Infatti, sulla base delle indagini svolte, risultava che la contribuente avesse affidato ad alcune società italiane, riconducibili all’allora medesimo rappresentante e socio della società non residente, un contratto di service generale per l’attività di promozione e compravendita in Italia degli immobili costruiti all’estero, a fronte di un corrispettivo talmente esiguo da essere considerato fittizio e volto a dissimulare la stabile organizzazione italiana.

Ciò premesso, la contribuente proponeva infruttuosamente ricorso in primo e in secondo grado, negando di avere una stabile in Italia e lamentando, tra gli innumerevoli motivi di ricorso, di essersi vista ricostruire induttivamente il reddito senza tener conto delle spese sostenute.

Detta ultima doglianza veniva ulteriormente riproposta in sede di ricorso per la cassazione della sentenza di seconde cure, nei termini di una violazione degli articoli 109, quarto comma, del Testo Unico delle Imposte sui Redditi, nonché degli articoli 7, paragrafo 3, 24, paragrafo 2 della Convenzione per evitare le doppie imposizioni tra Italia ed Egitto, oltre all’articolo 53 della Costituzione Italiana.

Ad avviso della società ricorrente, non conforme al dettato normativo, né alla dinamica contabile di formazione dell’utile d’impresa, risulterebbe l’equiparazione tra fatturato e reddito, formulata dall’Ufficio e confermata in sede di merito.

Tali argomentazioni venivano condivise dal Collegio di Legittimità adito che, con la pronuncia in questione, accoglieva parzialmente il ricorso presentato dalla contribuente.

In premessa, secondo il parere della Suprema Corte, i giudici di merito avevano applicato correttamente il principio secondo cui, nell’ipotesi in cui il contribuente ometta di presentare la dichiarazione, la legge abilita l’Ufficio a servirsi di qualsiasi elemento probatorio ai fini dell’accertamento del reddito e, di conseguenza, a determinarlo anche con metodo induttivo (cfr.
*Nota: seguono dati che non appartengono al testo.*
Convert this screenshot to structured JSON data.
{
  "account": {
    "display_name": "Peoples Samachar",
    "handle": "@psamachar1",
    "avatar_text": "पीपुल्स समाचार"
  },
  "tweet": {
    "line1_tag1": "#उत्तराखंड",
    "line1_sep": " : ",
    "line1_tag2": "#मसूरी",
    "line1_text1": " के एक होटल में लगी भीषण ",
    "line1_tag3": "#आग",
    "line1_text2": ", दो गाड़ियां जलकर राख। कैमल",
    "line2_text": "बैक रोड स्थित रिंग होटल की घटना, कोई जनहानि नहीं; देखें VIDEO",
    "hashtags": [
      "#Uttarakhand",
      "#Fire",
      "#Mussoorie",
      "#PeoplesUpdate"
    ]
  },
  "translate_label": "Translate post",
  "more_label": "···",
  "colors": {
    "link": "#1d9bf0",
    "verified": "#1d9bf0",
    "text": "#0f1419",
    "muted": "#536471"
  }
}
Cass. n. 19174/2003; 2605/2000).

È stato, inoltre, evidenziato come, con sentenza n. 225/2005, la Corte Costituzionale abbia rimarcato l’obbligo di dedurre i costi dai ricavi induttivamente o presuntivamente ricostruiti, in conformità al principio di capacità contributiva (art. 53 Cost.)

A seguito di tale intervento, si è formato un solido orientamento dei giudici di legittimità secondo il quale, in tema di accertamento delle imposte sui redditi, l’Amministrazione finanziaria può ricorrere a presunzioni cd. super semplici, ossia prive dei requisiti di gravità, precisione e concordanza, ma deve in ogni caso determinare, sia pure induttivamente, i costi relativi ai maggiori ricavi accertati, pena la lesione del principio costituzionale della capacità contributiva (cfr. Cass. n. 1506/2017; 3995/2009).

Detta determinazione, peraltro, non è necessariamente vincolata ai dettami dell’articolo 109 del TUIR, atteso che detta disposizione presuppone la presentazione di una dichiarazione, ancorché infedele.

Pertanto, nella fattispecie in esame, l’Ufficio oltre a determinare il reddito della stabile organizzazione occulta in Italia mediante il metodo cd. induttivo, avrebbe dovuto riconoscere in deduzione dal medesimo reddito, i relativi costi, come peraltro sollecitato dalla stessa Amministrazione Finanziaria (circolare 32/E/2006).

La CTR, nel confermare, con riguardo a detto profilo, la determinazione della pretesa effettuata in sede di accertamento, non si è attenuta ai principi sopra delineati; per l’effetto la Corte ha disposto il rinvio a quest’ultima in diversa composizione.